Notre objectif était aussi de restaurer le bon fonctionnement des circuits normaux de financement des PME, en renforçant la sécurité juridique des garanties pour permette une meilleure appréciation du "risque PME" par les banques. Avec la loi du 10 juin 1994, nous avons beaucoup avancé dans ce sens, en améliorant significativement le traitement des difficultés des entreprises. Il reste encore beaucoup à faire en matière de simplification administrative, car la loi ne suffit pas. Il faut concrètement alléger les contraintes administratives qui pèsent sur les entrepreneurs. Nous avons mené des expériences sur la mise en place de guichets uniques, avec succès. Nous étudions leur généralisation. En matière de transmission des entreprises aussi, car trop de PME disparaissent quand leur dirigeant part et qu'il n'a pas pu préparer la relève. Un projet de loi sur ce sujet est en cours d'examen.
La Lettre de la Nation Magazine : Qu'est-ce qui peut inciter aujourd'hui, selon vous, les chefs d'entreprise à plus d'optimisme ?
Alain Madelin : L'horizon s'éclaircit, c'est certain.
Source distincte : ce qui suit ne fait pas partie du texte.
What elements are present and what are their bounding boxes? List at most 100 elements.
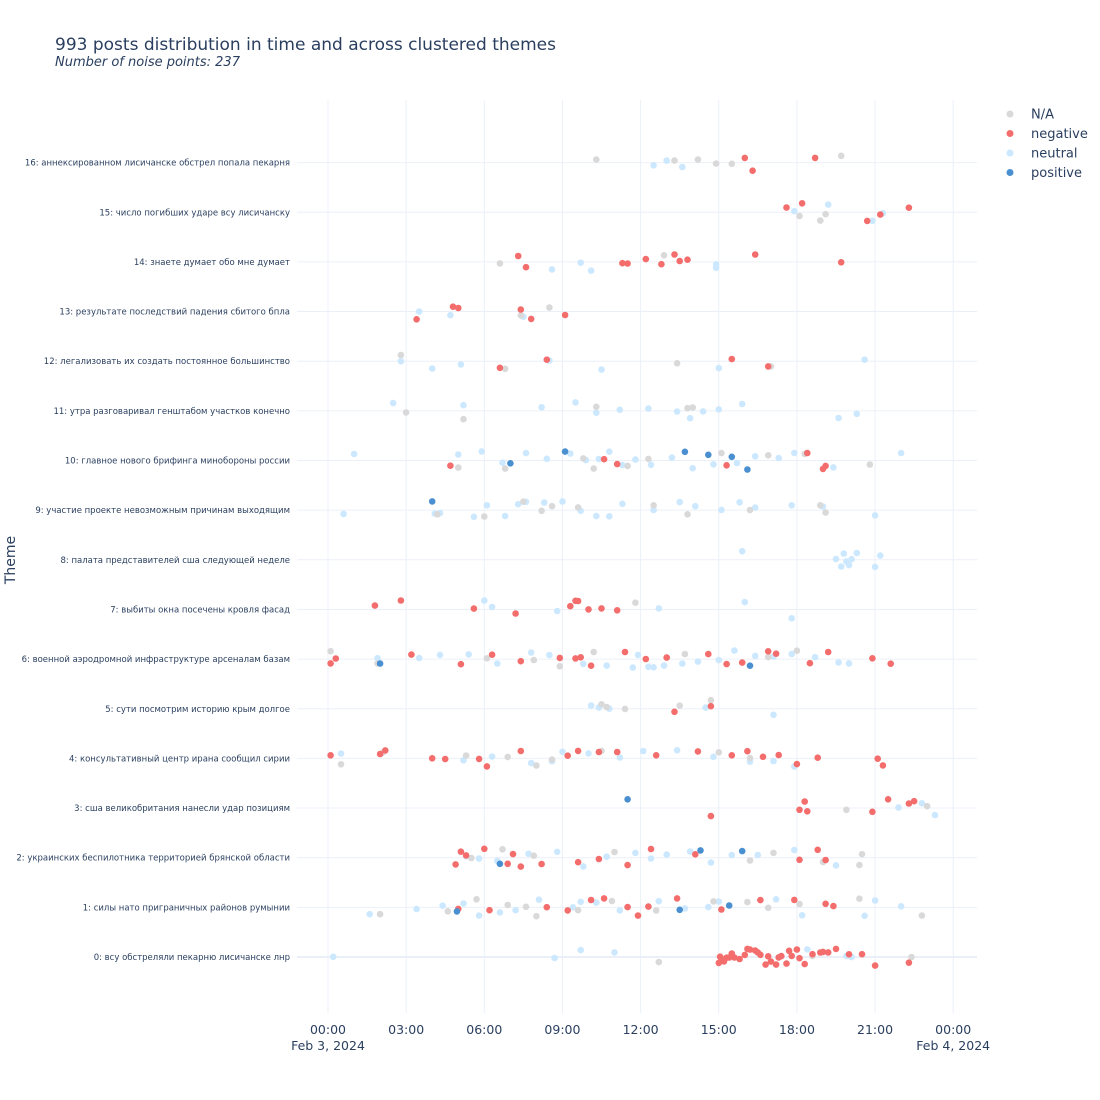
data-point-neutral [512, 906, 519, 914]
data-point-neutral [650, 506, 657, 514]
data-point-negative [587, 662, 595, 669]
data-point-neutral [619, 461, 626, 469]
y-tick-label: 10: главное нового брифинга минобороны р… [65, 457, 290, 467]
data-point-negative [723, 462, 730, 469]
data-point-neutral [647, 461, 655, 469]
data-point-neutral [751, 504, 759, 511]
data-point-neutral [702, 704, 709, 711]
data-point-neutral [522, 449, 530, 457]
data-point-negative [775, 954, 782, 961]
data-point-na [434, 511, 441, 518]
data-point-neutral [645, 405, 652, 412]
data-point-neutral [679, 660, 686, 667]
data-point-neutral [676, 498, 683, 506]
data-point-negative [634, 912, 642, 919]
data-point-neutral [660, 662, 668, 669]
legend-item-negative[interactable]: negative [1006, 127, 1088, 142]
data-point-neutral [715, 898, 723, 905]
x-tick-label: 12:00 [623, 1022, 659, 1037]
data-point-positive [507, 460, 514, 467]
legend-item-positive[interactable]: positive [1006, 166, 1083, 181]
data-point-negative [772, 650, 780, 657]
data-point-neutral [733, 459, 741, 467]
data-point-negative [728, 752, 736, 759]
legend-marker [1006, 169, 1014, 176]
data-point-negative [574, 858, 582, 866]
data-point-neutral [559, 748, 566, 756]
data-point-negative [642, 255, 650, 263]
x-tick-label: 06:00 [466, 1022, 502, 1037]
data-point-neutral [845, 660, 853, 667]
data-point-na [574, 906, 582, 914]
data-point-negative [441, 755, 449, 763]
data-point-na [712, 160, 720, 167]
data-point-neutral [488, 603, 496, 611]
data-point-neutral [736, 499, 743, 506]
data-point-na [822, 210, 829, 218]
data-point-neutral [553, 607, 561, 615]
legend[interactable]: N/A negative neutral positive [1006, 108, 1088, 182]
data-point-negative [824, 648, 832, 656]
data-point-na [923, 802, 931, 810]
data-point-negative [692, 851, 699, 858]
legend-label: N/A [1031, 108, 1054, 123]
chart-subtitle: Number of noise points: 237 [55, 55, 241, 70]
data-point-na [673, 360, 681, 367]
data-point-negative [877, 211, 884, 218]
data-point-neutral [616, 907, 624, 914]
data-point-na [462, 752, 470, 759]
data-point-negative [327, 752, 334, 759]
data-point-negative [517, 657, 525, 665]
data-point-negative [764, 648, 772, 655]
data-point-neutral [715, 364, 723, 372]
legend-item-neutral[interactable]: neutral [1006, 147, 1078, 162]
data-point-neutral [603, 662, 610, 669]
gridlines [297, 100, 977, 1013]
data-point-neutral [650, 664, 657, 671]
data-point-neutral [845, 561, 853, 569]
data-point-neutral [871, 512, 879, 519]
data-point-neutral [663, 157, 670, 164]
data-point-negative [517, 306, 525, 313]
data-point-negative [824, 949, 832, 956]
data-point-negative [830, 902, 837, 910]
data-point-neutral [715, 406, 723, 413]
data-point-positive [725, 902, 733, 909]
data-point-na [728, 160, 736, 168]
legend-item-na[interactable]: N/A [1006, 108, 1055, 123]
data-point-na [481, 513, 488, 520]
data-point-negative [642, 655, 650, 663]
data-point-negative [428, 755, 436, 762]
data-point-negative [538, 860, 545, 868]
data-point-negative [462, 852, 470, 859]
data-point-neutral [629, 664, 637, 671]
data-point-negative [723, 660, 730, 668]
data-point-neutral [585, 750, 592, 757]
data-point-negative [397, 597, 405, 604]
data-point-na [908, 953, 915, 961]
legend-label: positive [1031, 166, 1082, 181]
data-point-negative [869, 808, 876, 816]
data-point-neutral [340, 510, 347, 518]
data-point-negative [764, 363, 772, 370]
data-point-negative [879, 762, 887, 769]
data-point-negative [624, 861, 631, 869]
data-point-negative [793, 760, 801, 768]
data-point-negative [671, 251, 678, 258]
data-point-neutral [548, 266, 556, 273]
data-point-na [707, 696, 715, 704]
y-tick-label: 12: легализовать их создать постоянное б… [44, 357, 290, 367]
legend-marker [1006, 110, 1014, 118]
data-point-negative [684, 256, 691, 264]
data-point-negative [694, 748, 702, 755]
data-point-negative [871, 962, 879, 969]
data-point-positive [428, 498, 436, 505]
data-point-negative [754, 949, 762, 956]
x-tick-label: 18:00 [779, 1022, 815, 1037]
data-point-na [694, 156, 702, 163]
data-point-negative [658, 260, 665, 268]
data-point-neutral [535, 896, 543, 903]
data-point-neutral [679, 163, 686, 171]
data-point-neutral [415, 654, 423, 662]
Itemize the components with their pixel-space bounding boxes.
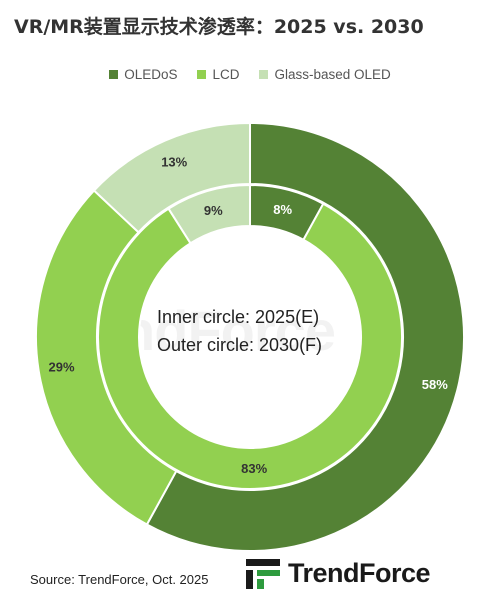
outer-slice-oledos (145, 121, 465, 552)
legend-swatch-oledos (109, 70, 119, 79)
outer-label-lcd: 29% (49, 359, 75, 374)
trendforce-logo-icon (246, 558, 280, 589)
brand-logo: TrendForce (246, 558, 431, 589)
legend-label-oledos: OLEDoS (124, 67, 178, 82)
inner-slice-lcd (97, 202, 403, 490)
source-note: Source: TrendForce, Oct. 2025 (30, 572, 209, 587)
legend-item-glass-oled: Glass-based OLED (259, 67, 391, 82)
outer-label-oledos: 58% (422, 377, 448, 392)
inner-label-glass-based-oled: 9% (204, 203, 223, 218)
outer-slice-glass-based-oled (92, 121, 251, 234)
legend-item-lcd: LCD (197, 67, 239, 82)
legend-swatch-lcd (197, 70, 207, 79)
center-annotation-2: Outer circle: 2030(F) (157, 335, 322, 355)
legend-item-oledos: OLEDoS (109, 67, 177, 82)
inner-slice-glass-based-oled (167, 183, 251, 245)
legend-label-lcd: LCD (212, 67, 240, 82)
chart-title: VR/MR装置显示技术渗透率：2025 vs. 2030 (14, 16, 424, 38)
outer-label-glass-based-oled: 13% (161, 154, 187, 169)
brand-name: TrendForce (288, 558, 431, 588)
center-annotation-1: Inner circle: 2025(E) (157, 307, 319, 327)
inner-label-lcd: 83% (241, 461, 267, 476)
inner-label-oledos: 8% (273, 202, 292, 217)
legend: OLEDoS LCD Glass-based OLED (0, 67, 500, 82)
legend-label-glass-oled: Glass-based OLED (274, 67, 391, 82)
legend-swatch-glass-oled (259, 70, 269, 79)
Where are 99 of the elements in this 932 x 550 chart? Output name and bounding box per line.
Nous venons de traverser une période de récession particulièrement grave, la plus difficile, probablement, depuis cinquante ans. Beaucoup de nos entreprises sont aujourd'hui prêtes à redémarrer, compétitives, dynamiques, très présentes sur les marchés mondiaux. Il y a aussi cette extraordinaire capacité d'initiative de nos chefs d'entreprise, qui prennent souvent beaucoup de risques mais qui, à condition qu'on les laisse faire leur métier, sont capables de se battre et veulent se développer.
Tout cela rend optimiste pour demain. C'est l'entrepreneur qui crée l'emploi et c'est l'emploi qui crée la croissance, en déclenchant un processus de création de richesses.
La Lettre de la Nation Magazine : Les petits commerçants et les artisans tiennent une place importante dans l'économie rurale : quelles mesures avez-vous prises en leur faveur ?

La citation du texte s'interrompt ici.